There are several related species of Calanus that can be found in huge numbers from the Mediterranean Sea (Calanus helgolandicus), up through the Atlantic Ocean (Calanus helgolandicus, Calanus finmarchicus), and into the Arctic Ocean (Calanus finmarchicus, Calanus glacialis, Calanus hyperboreus) (Figure 1). Being able to identify each species accurately is crucial for us to understand if and how their populations are changing.

The different species of Calanus can be quite difficult to tell apart from each other. Often, the only thing telling one species from another is the subtle difference in the shape of the inside of their legs! Thankfully, modern genetic “fingerprinting” tools can now be used to identify the various species of Calanus. The process of genetically fingerprinting Calanus begins by researchers making many copies of the organism’s DNA. This DNA is then cut up into smaller pieces with DNA scissors, called restriction enzymes, which recognize and cut the DNA in very specific places. The sequence of DNA varies between the species, meaning that the DNA is cut in different places for each species.
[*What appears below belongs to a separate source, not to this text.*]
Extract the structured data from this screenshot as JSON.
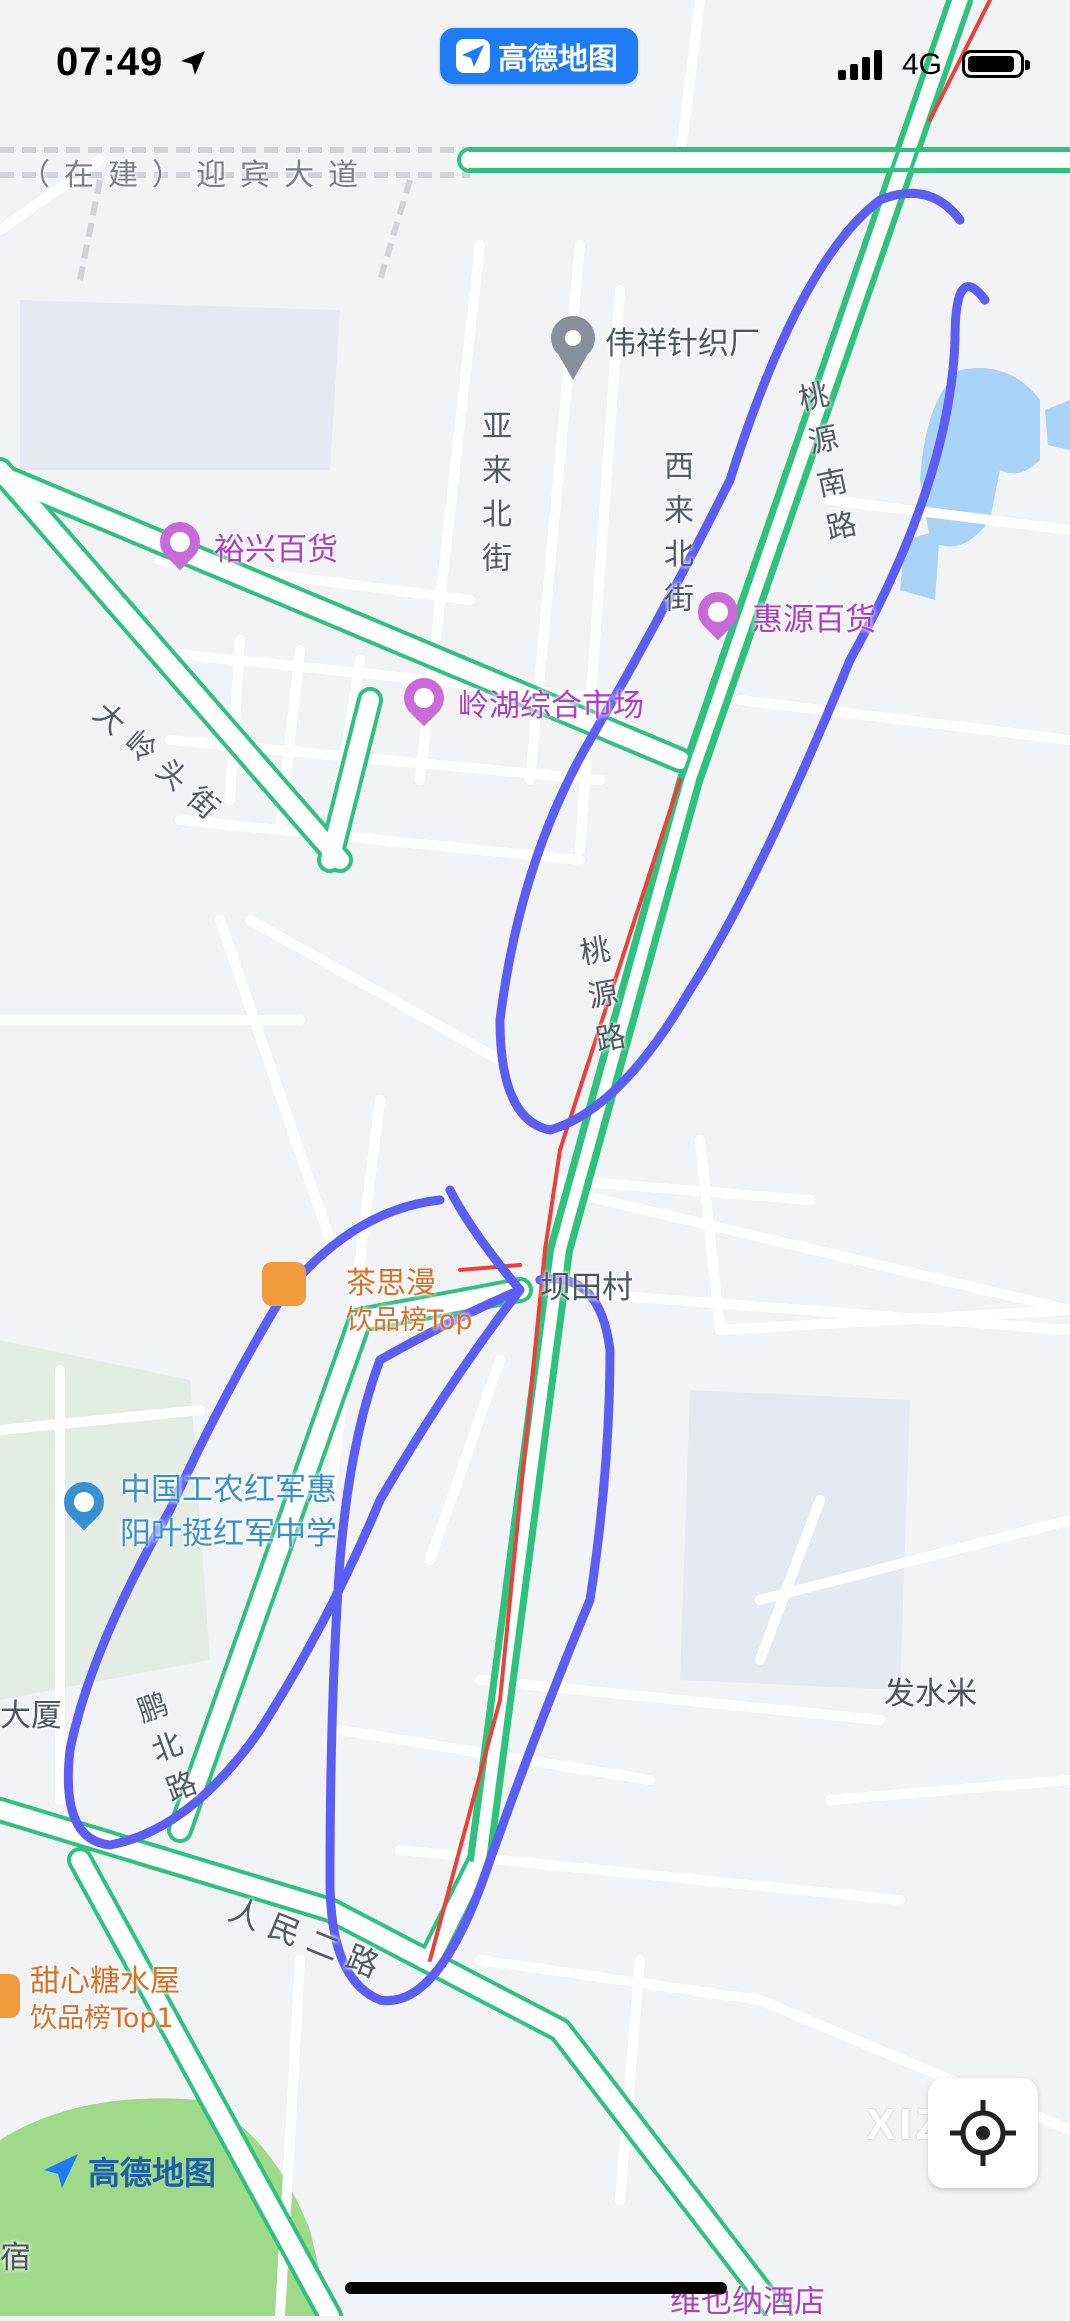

Differences in the resulting DNA strand sizes after cutting can be seen when the pieces are separated using a technique called gel electrophoresis. This technique produces a unique pattern for each species. Just like each item in the supermarket has a unique barcode to identify it at the checkout, we can use the pattern of DNA pieces to identify the species of Calanus (Figure 3).

Figure 3 - Genetic fingerprinting of four Calanus sibling species; Calanus helgolandicus, Calanus finmarchicus, Calanus glacialis, and Calanus hyperboreus.
  • Figure 3 - Genetic fingerprinting of four Calanus sibling species; Calanus helgolandicus, Calanus finmarchicus, Calanus glacialis, and Calanus hyperboreus.
  • For each species there is a different pattern or “fingerprint”. This is because when the DNA is cut up it results in pieces of different sizes. The smaller pieces of DNA run further down the gel than the bigger pieces, resulting in a pattern unique to each species. The pattern is seen as the light bands in each column (four columns for each species), the column labeled U is “undigested,” DNA that has not been cut up by the DNA scissors or restriction enzymes. The columns on the outside left and right are DNA markers, bands of DNA of known size that we can use to compare the sizes of our cut-up DNA. For example the undigested DNA is between the 310 and 603 bands of the DNA marker, which indicates the DNA is just over 400 base pairs in size when it has not been cut. Image copyright Pennie Lindeque (PML).

Future Outlook

Calanus research over the past century has helped us understand and appreciate the importance of these animals for global climate regulation and as a source of food for countless other marine organisms. However, with every new discovery comes the realization that we still have so much to learn. For example, how do these animals decide when to go into and come out of hibernation? And how will future changes in their diet affect their ability to fatten up for winter or produce healthy offspring? Perhaps you will become part of the next generation of plankton biologists that helps answer these and other fundamental questions about Calanus?

Conflict of Interest

The authors declare that the research was conducted in the absence of any commercial or financial relationships that could be construed as a potential conflict of interest.